2. Build a Block Hamiltonian

Here we mix scalar and matrix-valued inputs: - In general the t's should be functions that take in certain parameters (as shown in custom_hoppings file) and returns k x k blocks, where k is the number of orbitals per site. But here are some relaxations to the rule. - If the hopping is supposed to remain constant across the lattice, you can directly input the k x k block without wrapping it in a function. - If the hopping between any two orbitals is the same, you can directly input a scalar. The code will automatically broadcast it to a full k x k block. - If the hopping between any two orbitals is the same, but it is different across the lattice, you can input a function that returns a scalar.
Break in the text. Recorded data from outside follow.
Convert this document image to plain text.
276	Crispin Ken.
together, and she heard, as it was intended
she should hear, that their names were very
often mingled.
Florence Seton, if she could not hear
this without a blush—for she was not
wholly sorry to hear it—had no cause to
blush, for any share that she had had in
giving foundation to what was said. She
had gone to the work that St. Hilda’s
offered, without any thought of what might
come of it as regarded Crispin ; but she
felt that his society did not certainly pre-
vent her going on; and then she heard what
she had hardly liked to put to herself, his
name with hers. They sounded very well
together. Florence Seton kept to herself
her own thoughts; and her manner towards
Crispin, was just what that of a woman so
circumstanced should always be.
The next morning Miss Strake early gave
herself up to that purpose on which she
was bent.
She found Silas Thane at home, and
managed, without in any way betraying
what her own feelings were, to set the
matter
The code will automatically broadcast it to a full k x k block.

real_ham = lattice.generate_hamiltonian(
    tll=0.3,
    tuu=0.0,
    tul=(
        (0.8, 0.5),
        (0.5, 0.8),
    ),
    tlu=1.0,
    tuself=0.2,
    tlself=(
        (0.4, 0.1),
        (0.1, 0.4),
    ),
    data_type=np.float64,  # default is np.complex128
).toarray()  # convert to dense array for visualization purposes

print("Hamiltonian shape:", real_ham.shape)

# Output:
# Hamiltonian shape: (76, 76)

3. Visualize Matrix Structure

plt.figure(figsize=(10, 9))
plt.imshow(real_ham, cmap='gray')
plt.title('Real-space Hamiltonian (k=2)')
plt.colorbar()

# Output:
# <matplotlib.colorbar.Colorbar at 0x7260fbf016a0>

4. Inspect a Small Block

print(real_ham[:16, :16])

# Output:
# [[0.4 0.1 0.3 0.3 0.  0.  0.  0.  0.3 0.3 0.3 0.3 0.  0.  0.  0. ]
#  [0.1 0.4 0.3 0.3 0.  0.  0.  0.  0.3 0.3 0.3 0.3 0.  0.  0.  0. ]
#  [0.3 0.3 0.4 0.1 0.3 0.3 0.  0.  0.  0.  0.3 0.3 0.3 0.3 0.  0. ]
#  [0.3 0.3 0.1 0.4 0.3 0.3 0.  0.  0.  0.  0.3 0.3 0.3 0.3 0.  0. ]
#  [0.  0.  0.3 0.3 0.4 0.1 0.  0.  0.  0.  0.  0.  0.3 0.3 0.3 0.3]
#  [0.  0.  0.3 0.3 0.1 0.4 0.  0.  0.  0.  0.  0.  0.3 0.3 0.3 0.3]
#  [0.  0.  0.  0.  0.  0.  0.4 0.1 0.3 0.3 0.  0.  0.  0.  0.  0. ]
#  [0.  0.  0.  0.  0.  0.  0.1 0.4 0.3 0.3 0.  0.  0.  0.  0.  0. ]
#  [0.3 0.3 0.  0.  0.  0.  0.3 0.3 0.4 0.1 0.3 0.3 0.  0.  0.  0. ]
#  [0.3 0.3 0.  0.  0.  0.  0.3 0.3 0.1 0.4 0.3 0.3 0.  0.  0.  0. ]
#  [0.3 0.3 0.3 0.3 0.  0.  0.  0.  0.3 0.3 0.4 0.1 0.3 0.3 0.  0. ]
#  [0.3 0.3 0.3 0.3 0.  0.  0.  0.  0.3 0.3 0.1 0.4 0.3 0.3 0.  0. ]
#  [0.  0.  0.3 0.3 0.3 0.3 0.  0.  0.  0.  0.3 0.3 0.4 0.1 0.3 0.3]
#  [0.  0.  0.3 0.3 0.3 0.3 0.  0.  0.  0.  0.3 0.3 0.1 0.4 0.3 0.3]
#  [0.  0.  0.  0.  0.3 0.3 0.  0.  0.  0.  0.  0.  0.3 0.3 0.4 0.1]
#  [0.  0.  0.  0.  0.3 0.3 0.  0.  0.  0.  0.  0.  0.3 0.3 0.1 0.4]]

Summary

• Setting k=2 promotes each site to a 2x2 orbital block.
• You can combine scalar terms with explicit (k, k) matrices.
• The generated Hamiltonian remains a standard sparse matrix, ready for downstream analysis.